On hearing the news Friday that he would not face perjury charges for his testimony to the Illinois House impeachment committee, Sen. Roland Burris proclaimed in a statement that “the truth has prevailed.” Forgive us, senator, if we disagree.

On hearing the news Friday that he would not face perjury charges for his testimony to the Illinois House impeachment committee, Sen. Roland Burris proclaimed in a statement that “the truth has prevailed.”


Forgive us, senator, if we disagree.


If anything, semantics prevailed in the latest “victory” in Burris’ short and turbulent Senate career. Truth, in its purest sense, has been a victim of this sorry debacle from the start.


This goes back to Burris’ initial nomination. As we said in December, and as we have repeated many times since, Burris’ very acceptance of this nomination by Rod Blagojevich — the man accused of trying to sell the seat to which he then nominated Burris — was proof of his unfitness for membership in the U.S. Senate. That Burris has never managed to comprehend this only puts his lack of judgment — and his ego — into sharper focus.


We agree with Sangamon County State’s Attorney John Schmidt that Burris probably did not commit the legal definition of perjury in his testimony before the Illinois House impeachment committee in January.

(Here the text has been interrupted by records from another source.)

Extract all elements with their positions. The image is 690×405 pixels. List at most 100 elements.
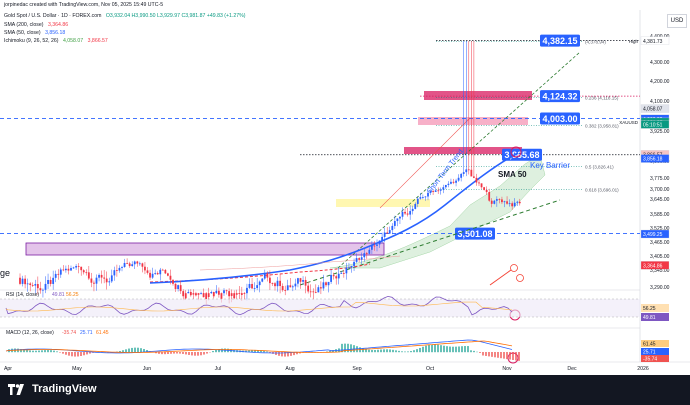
price-chart[interactable]: 4,400.004,300.004,200.004,100.004,000.00… bbox=[0, 0, 690, 375]
cross-marker bbox=[510, 264, 518, 272]
resistance-zone-upper bbox=[424, 91, 532, 100]
candle-body bbox=[320, 287, 322, 289]
sma50-annotation: SMA 50 bbox=[498, 170, 527, 179]
candle-body bbox=[355, 258, 358, 262]
candle-body bbox=[406, 213, 409, 215]
macd-histogram-bar bbox=[65, 352, 67, 355]
macd-histogram-bar bbox=[122, 350, 124, 353]
axis-badge: High 4,381.73 bbox=[629, 36, 670, 45]
macd-histogram-bar bbox=[62, 352, 64, 354]
candle-body bbox=[205, 293, 208, 300]
candle-body bbox=[495, 199, 498, 201]
symbol-name[interactable]: Gold Spot / U.S. Dollar · 1D · FOREX.com bbox=[4, 13, 102, 19]
macd-histogram-bar bbox=[167, 352, 169, 355]
candle-body bbox=[44, 283, 47, 290]
macd-histogram-bar bbox=[26, 350, 28, 353]
macd-value-2: 25.71 bbox=[80, 330, 93, 336]
candle-body bbox=[121, 267, 123, 268]
y-tick-label: 4,100.00 bbox=[650, 99, 670, 105]
candle-body bbox=[473, 176, 475, 178]
currency-label[interactable]: USD bbox=[667, 14, 687, 28]
macd-histogram-bar bbox=[23, 349, 25, 353]
sma200-value: 3,364.86 bbox=[47, 22, 69, 28]
candle-body bbox=[506, 201, 508, 204]
axis-badge-text: 4,381.73 bbox=[643, 39, 663, 45]
candle-body bbox=[434, 190, 437, 192]
rsi-axis-badge-a bbox=[641, 304, 669, 312]
candle-body bbox=[212, 292, 215, 297]
macd-histogram-bar bbox=[440, 345, 442, 353]
x-tick-label: 2026 bbox=[637, 366, 649, 372]
short-trend-line bbox=[379, 117, 471, 209]
candle-body bbox=[59, 269, 62, 275]
symbol-line: Gold Spot / U.S. Dollar · 1D · FOREX.com… bbox=[4, 13, 249, 19]
sma200-legend[interactable]: SMA (200, close) 3,364.86 bbox=[4, 22, 71, 28]
candle-body bbox=[447, 183, 450, 185]
sma50-label: SMA (50, close) bbox=[4, 30, 41, 36]
candle-body bbox=[57, 273, 60, 275]
candle-body bbox=[422, 197, 424, 198]
macd-histogram-bar bbox=[434, 344, 436, 353]
macd-histogram-bar bbox=[380, 349, 382, 353]
macd-histogram-bar bbox=[68, 352, 70, 356]
candle-body bbox=[274, 283, 276, 287]
macd-signal-line bbox=[5, 340, 513, 353]
candle-body bbox=[467, 169, 470, 171]
cross-marker-2 bbox=[516, 274, 524, 282]
macd-value-3: 61.45 bbox=[96, 330, 109, 336]
candle-body bbox=[511, 203, 514, 207]
candle-body bbox=[291, 286, 294, 288]
macd-histogram-bar bbox=[395, 350, 397, 353]
candle-body bbox=[332, 275, 335, 277]
macd-histogram-bar bbox=[482, 352, 484, 356]
sma50-line bbox=[149, 152, 519, 284]
candle-body bbox=[358, 258, 361, 260]
y-tick-label: 3,700.00 bbox=[650, 187, 670, 193]
key-barrier-zone bbox=[404, 147, 522, 154]
candle-body bbox=[116, 270, 118, 271]
candle-body bbox=[444, 184, 447, 188]
candle-body bbox=[284, 290, 287, 291]
candle-body bbox=[470, 169, 473, 177]
candle-body bbox=[233, 293, 236, 299]
candle-body bbox=[159, 269, 162, 275]
axis-badge-box bbox=[640, 120, 670, 129]
y-tick-label: 3,345.00 bbox=[650, 268, 670, 274]
candle-body bbox=[31, 285, 34, 286]
tradingview-footer: TradingView bbox=[0, 375, 690, 405]
rsi-axis-text-b: 49.81 bbox=[643, 315, 656, 321]
candle-body bbox=[210, 292, 213, 294]
candle-body bbox=[363, 253, 366, 258]
macd-histogram-bar bbox=[137, 347, 139, 353]
macd-histogram-bar bbox=[263, 350, 265, 353]
candle-body bbox=[110, 275, 113, 282]
resistance-zone-middle bbox=[418, 117, 528, 125]
ichimoku-legend[interactable]: Ichimoku (9, 26, 52, 26) 4,058.07 3,866.… bbox=[4, 38, 111, 44]
candle-body bbox=[138, 263, 141, 265]
fib-label: 0.382 (3,958.81) bbox=[585, 124, 619, 129]
candle-body bbox=[365, 253, 368, 254]
macd-histogram-bar bbox=[341, 343, 343, 353]
candle-body bbox=[340, 273, 343, 274]
candle-body bbox=[501, 199, 503, 203]
candle-body bbox=[220, 293, 223, 299]
axis-badge-text: 4,058.07 bbox=[643, 107, 663, 113]
macd-histogram-bar bbox=[125, 349, 127, 353]
macd-histogram-bar bbox=[206, 352, 208, 354]
candle-body bbox=[93, 282, 95, 284]
candle-body bbox=[335, 276, 338, 279]
sma50-legend[interactable]: SMA (50, close) 3,856.18 bbox=[4, 30, 68, 36]
candle-body bbox=[95, 277, 98, 284]
candle-body bbox=[450, 181, 452, 184]
callout-box bbox=[540, 112, 580, 125]
rsi-label: RSI (14, close) bbox=[6, 292, 39, 298]
candle-body bbox=[195, 293, 197, 296]
callout-text: 4,003.00 bbox=[542, 114, 577, 124]
candle-body bbox=[388, 230, 391, 234]
macd-histogram-bar bbox=[266, 351, 268, 353]
y-tick-label: 4,200.00 bbox=[650, 79, 670, 85]
candle-body bbox=[439, 189, 442, 191]
macd-histogram-bar bbox=[155, 352, 157, 354]
candle-body bbox=[312, 291, 315, 293]
macd-histogram-bar bbox=[443, 345, 445, 353]
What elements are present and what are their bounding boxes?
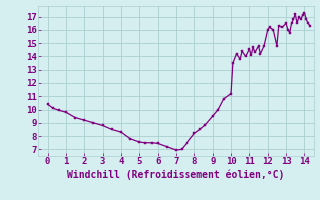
X-axis label: Windchill (Refroidissement éolien,°C): Windchill (Refroidissement éolien,°C): [67, 169, 285, 180]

Schmidt, who must prove his claims in a court of law, must be cautious in parsing Burris’ words.


Here in the court of public opinion — which is the court of Burris’ unfortunate constituents — we take a broader view. In his testimony, Burris told the committee he had contact only with Blagojevich associate Lon Monk prior to his appointment.


Rep. Jil Tracy then asked Burris, “So you don’t recall that there was anybody else besides Lon Monk that you expressed that interest to at that point?” Burris answered, “No, I can’t recall.”

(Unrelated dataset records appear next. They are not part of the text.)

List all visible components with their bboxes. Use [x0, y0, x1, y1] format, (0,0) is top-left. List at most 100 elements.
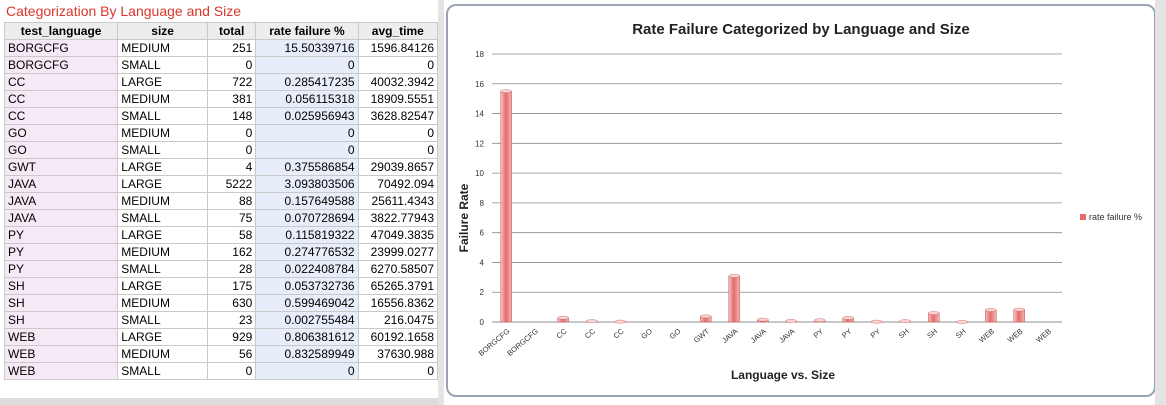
cell-avg-time[interactable]: 70492.094: [357, 175, 439, 193]
header-rate-failure[interactable]: rate failure %: [255, 22, 359, 40]
cell-total[interactable]: 75: [206, 209, 257, 227]
cell-size[interactable]: MEDIUM: [117, 124, 208, 142]
cell-rate-failure[interactable]: 0.274776532: [255, 243, 359, 261]
cell-rate-failure[interactable]: 0: [255, 362, 359, 380]
legend[interactable]: rate failure %: [1080, 212, 1142, 222]
cell-avg-time[interactable]: 0: [357, 141, 439, 159]
cell-test-language[interactable]: WEB: [3, 328, 119, 346]
cell-test-language[interactable]: JAVA: [3, 192, 119, 210]
cell-total[interactable]: 722: [206, 73, 257, 91]
cell-size[interactable]: SMALL: [117, 141, 208, 159]
cell-avg-time[interactable]: 3628.82547: [357, 107, 439, 125]
cell-test-language[interactable]: GO: [3, 141, 119, 159]
cell-test-language[interactable]: SH: [3, 294, 119, 312]
cell-rate-failure[interactable]: 0.832589949: [255, 345, 359, 363]
cell-size[interactable]: SMALL: [117, 209, 208, 227]
cell-rate-failure[interactable]: 0.599469042: [255, 294, 359, 312]
cell-rate-failure[interactable]: 0: [255, 141, 359, 159]
cell-rate-failure[interactable]: 3.093803506: [255, 175, 359, 193]
cell-size[interactable]: LARGE: [117, 158, 208, 176]
cell-avg-time[interactable]: 47049.3835: [357, 226, 439, 244]
cell-rate-failure[interactable]: 0.070728694: [255, 209, 359, 227]
header-avg-time[interactable]: avg_time: [357, 22, 439, 40]
cell-test-language[interactable]: PY: [3, 260, 119, 278]
cell-rate-failure[interactable]: 0.022408784: [255, 260, 359, 278]
cell-total[interactable]: 58: [206, 226, 257, 244]
cell-avg-time[interactable]: 60192.1658: [357, 328, 439, 346]
cell-total[interactable]: 0: [206, 141, 257, 159]
cell-total[interactable]: 28: [206, 260, 257, 278]
cell-total[interactable]: 23: [206, 311, 257, 329]
cell-avg-time[interactable]: 3822.77943: [357, 209, 439, 227]
cell-rate-failure[interactable]: 0.375586854: [255, 158, 359, 176]
cell-avg-time[interactable]: 1596.84126: [357, 39, 439, 57]
cell-total[interactable]: 381: [206, 90, 257, 108]
cell-size[interactable]: SMALL: [117, 56, 208, 74]
cell-rate-failure[interactable]: 15.50339716: [255, 39, 359, 57]
cell-rate-failure[interactable]: 0.285417235: [255, 73, 359, 91]
cell-test-language[interactable]: PY: [3, 243, 119, 261]
cell-rate-failure[interactable]: 0.115819322: [255, 226, 359, 244]
cell-test-language[interactable]: SH: [3, 277, 119, 295]
cell-rate-failure[interactable]: 0.806381612: [255, 328, 359, 346]
cell-test-language[interactable]: JAVA: [3, 175, 119, 193]
cell-avg-time[interactable]: 0: [357, 362, 439, 380]
cell-total[interactable]: 0: [206, 56, 257, 74]
cell-test-language[interactable]: CC: [3, 90, 119, 108]
cell-avg-time[interactable]: 6270.58507: [357, 260, 439, 278]
cell-size[interactable]: MEDIUM: [117, 90, 208, 108]
cell-total[interactable]: 162: [206, 243, 257, 261]
cell-size[interactable]: SMALL: [117, 311, 208, 329]
cell-test-language[interactable]: WEB: [3, 345, 119, 363]
cell-test-language[interactable]: CC: [3, 73, 119, 91]
cell-size[interactable]: LARGE: [117, 328, 208, 346]
cell-rate-failure[interactable]: 0.053732736: [255, 277, 359, 295]
cell-test-language[interactable]: BORGCFG: [3, 56, 119, 74]
cell-test-language[interactable]: WEB: [3, 362, 119, 380]
cell-avg-time[interactable]: 25611.4343: [357, 192, 439, 210]
cell-rate-failure[interactable]: 0.056115318: [255, 90, 359, 108]
cell-test-language[interactable]: JAVA: [3, 209, 119, 227]
cell-size[interactable]: MEDIUM: [117, 294, 208, 312]
header-size[interactable]: size: [117, 22, 208, 40]
cell-test-language[interactable]: BORGCFG: [3, 39, 119, 57]
cell-test-language[interactable]: GO: [3, 124, 119, 142]
cell-rate-failure[interactable]: 0: [255, 56, 359, 74]
cell-size[interactable]: MEDIUM: [117, 345, 208, 363]
chart-frame[interactable]: Rate Failure Categorized by Language and…: [446, 4, 1156, 397]
cell-test-language[interactable]: CC: [3, 107, 119, 125]
cell-avg-time[interactable]: 40032.3942: [357, 73, 439, 91]
cell-size[interactable]: LARGE: [117, 277, 208, 295]
window-separator[interactable]: [438, 0, 444, 405]
cell-avg-time[interactable]: 29039.8657: [357, 158, 439, 176]
cell-total[interactable]: 929: [206, 328, 257, 346]
cell-rate-failure[interactable]: 0: [255, 124, 359, 142]
cell-size[interactable]: SMALL: [117, 107, 208, 125]
cell-size[interactable]: MEDIUM: [117, 243, 208, 261]
cell-avg-time[interactable]: 216.0475: [357, 311, 439, 329]
cell-size[interactable]: LARGE: [117, 73, 208, 91]
cell-total[interactable]: 0: [206, 362, 257, 380]
cell-size[interactable]: LARGE: [117, 175, 208, 193]
sheet-title[interactable]: Categorization By Language and Size: [6, 3, 242, 19]
cell-total[interactable]: 88: [206, 192, 257, 210]
cell-total[interactable]: 630: [206, 294, 257, 312]
cell-avg-time[interactable]: 18909.5551: [357, 90, 439, 108]
cell-rate-failure[interactable]: 0.002755484: [255, 311, 359, 329]
cell-size[interactable]: MEDIUM: [117, 39, 208, 57]
cell-test-language[interactable]: SH: [3, 311, 119, 329]
cell-total[interactable]: 56: [206, 345, 257, 363]
cell-avg-time[interactable]: 0: [357, 124, 439, 142]
cell-size[interactable]: SMALL: [117, 260, 208, 278]
cell-avg-time[interactable]: 0: [357, 56, 439, 74]
cell-size[interactable]: MEDIUM: [117, 192, 208, 210]
cell-total[interactable]: 0: [206, 124, 257, 142]
cell-total[interactable]: 148: [206, 107, 257, 125]
cell-avg-time[interactable]: 16556.8362: [357, 294, 439, 312]
cell-test-language[interactable]: PY: [3, 226, 119, 244]
header-test-language[interactable]: test_language: [3, 22, 119, 40]
cell-rate-failure[interactable]: 0.157649588: [255, 192, 359, 210]
cell-total[interactable]: 175: [206, 277, 257, 295]
header-total[interactable]: total: [206, 22, 257, 40]
cell-total[interactable]: 5222: [206, 175, 257, 193]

Miraculously, after he was seated in the Senate (following a circus-like show among all parties involved), he “recalled” that he spoke to the governor’s brother, Rob, three times about the Senate vacancy. Oh, and he also “recalled” that he spoke to Blagojevich’s chief of staff, John Harris, who was later arrested on the same morning as the governor.

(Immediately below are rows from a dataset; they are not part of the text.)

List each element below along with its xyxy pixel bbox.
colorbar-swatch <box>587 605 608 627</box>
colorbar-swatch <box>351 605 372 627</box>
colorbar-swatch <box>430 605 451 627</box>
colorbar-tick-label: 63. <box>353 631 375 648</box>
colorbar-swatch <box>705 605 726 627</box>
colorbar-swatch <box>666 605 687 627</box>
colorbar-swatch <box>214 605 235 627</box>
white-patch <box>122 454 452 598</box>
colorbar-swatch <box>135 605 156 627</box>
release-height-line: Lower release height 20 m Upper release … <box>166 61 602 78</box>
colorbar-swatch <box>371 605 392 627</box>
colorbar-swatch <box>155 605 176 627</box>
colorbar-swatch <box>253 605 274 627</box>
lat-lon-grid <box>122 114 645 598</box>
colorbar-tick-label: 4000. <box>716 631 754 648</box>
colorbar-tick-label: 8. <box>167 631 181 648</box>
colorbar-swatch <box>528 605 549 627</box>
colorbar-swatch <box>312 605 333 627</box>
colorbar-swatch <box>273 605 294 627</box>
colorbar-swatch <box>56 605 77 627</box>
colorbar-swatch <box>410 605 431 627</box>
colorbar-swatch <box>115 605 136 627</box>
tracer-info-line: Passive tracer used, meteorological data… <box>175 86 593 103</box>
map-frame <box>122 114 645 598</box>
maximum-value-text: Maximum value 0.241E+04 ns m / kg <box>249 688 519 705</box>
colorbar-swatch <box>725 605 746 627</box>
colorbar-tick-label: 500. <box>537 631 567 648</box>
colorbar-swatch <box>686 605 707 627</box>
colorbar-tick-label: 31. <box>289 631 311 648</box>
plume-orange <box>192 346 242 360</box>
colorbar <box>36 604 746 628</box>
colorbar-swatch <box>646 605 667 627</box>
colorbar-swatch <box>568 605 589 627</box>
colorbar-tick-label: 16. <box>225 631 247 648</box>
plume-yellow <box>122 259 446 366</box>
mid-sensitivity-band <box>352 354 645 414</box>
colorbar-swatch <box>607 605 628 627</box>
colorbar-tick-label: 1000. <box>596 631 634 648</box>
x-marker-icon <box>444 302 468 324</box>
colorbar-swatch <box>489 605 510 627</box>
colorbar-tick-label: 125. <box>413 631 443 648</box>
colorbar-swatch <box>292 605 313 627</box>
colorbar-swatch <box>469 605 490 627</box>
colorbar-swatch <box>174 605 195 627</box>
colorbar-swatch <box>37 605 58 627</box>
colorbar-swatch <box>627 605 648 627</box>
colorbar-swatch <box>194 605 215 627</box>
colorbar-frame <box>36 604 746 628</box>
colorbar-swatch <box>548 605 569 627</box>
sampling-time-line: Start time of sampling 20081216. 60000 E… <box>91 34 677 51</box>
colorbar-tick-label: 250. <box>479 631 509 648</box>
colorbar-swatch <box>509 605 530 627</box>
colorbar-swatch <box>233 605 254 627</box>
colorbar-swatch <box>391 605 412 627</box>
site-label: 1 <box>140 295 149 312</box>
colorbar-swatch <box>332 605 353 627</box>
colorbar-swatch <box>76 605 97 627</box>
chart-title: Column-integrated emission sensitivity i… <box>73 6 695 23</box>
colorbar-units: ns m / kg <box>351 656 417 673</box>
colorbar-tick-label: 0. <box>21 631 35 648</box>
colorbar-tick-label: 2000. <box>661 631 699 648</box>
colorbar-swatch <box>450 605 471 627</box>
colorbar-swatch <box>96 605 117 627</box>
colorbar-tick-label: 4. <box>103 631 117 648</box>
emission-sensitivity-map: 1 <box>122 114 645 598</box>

He revealed those recollections in an affidavit he filed with the committee because, he said, he was “not given the opportunity” to mention them in his testimony.


We'll go out on a short limb here and suggest that the “anybody else” in Rep. Tracy’s question would, to any witness concerned about truth, include the brother of the man whose impeachment was the subject of the hearing. We believe any thoughtful witness also would have managed to “recall,” when asked, speaking to the chief of staff of the soon-to-be-impeached governor.


But there we go again. Operating in the court of public opinion.


Were he not blinded by his desire for the title he now holds, Burris would have realized long ago that ultimately that is where he and his legacy will be judged. Legal decisions aside, this is where we believe the truth someday will prevail, and not in favor of Burris.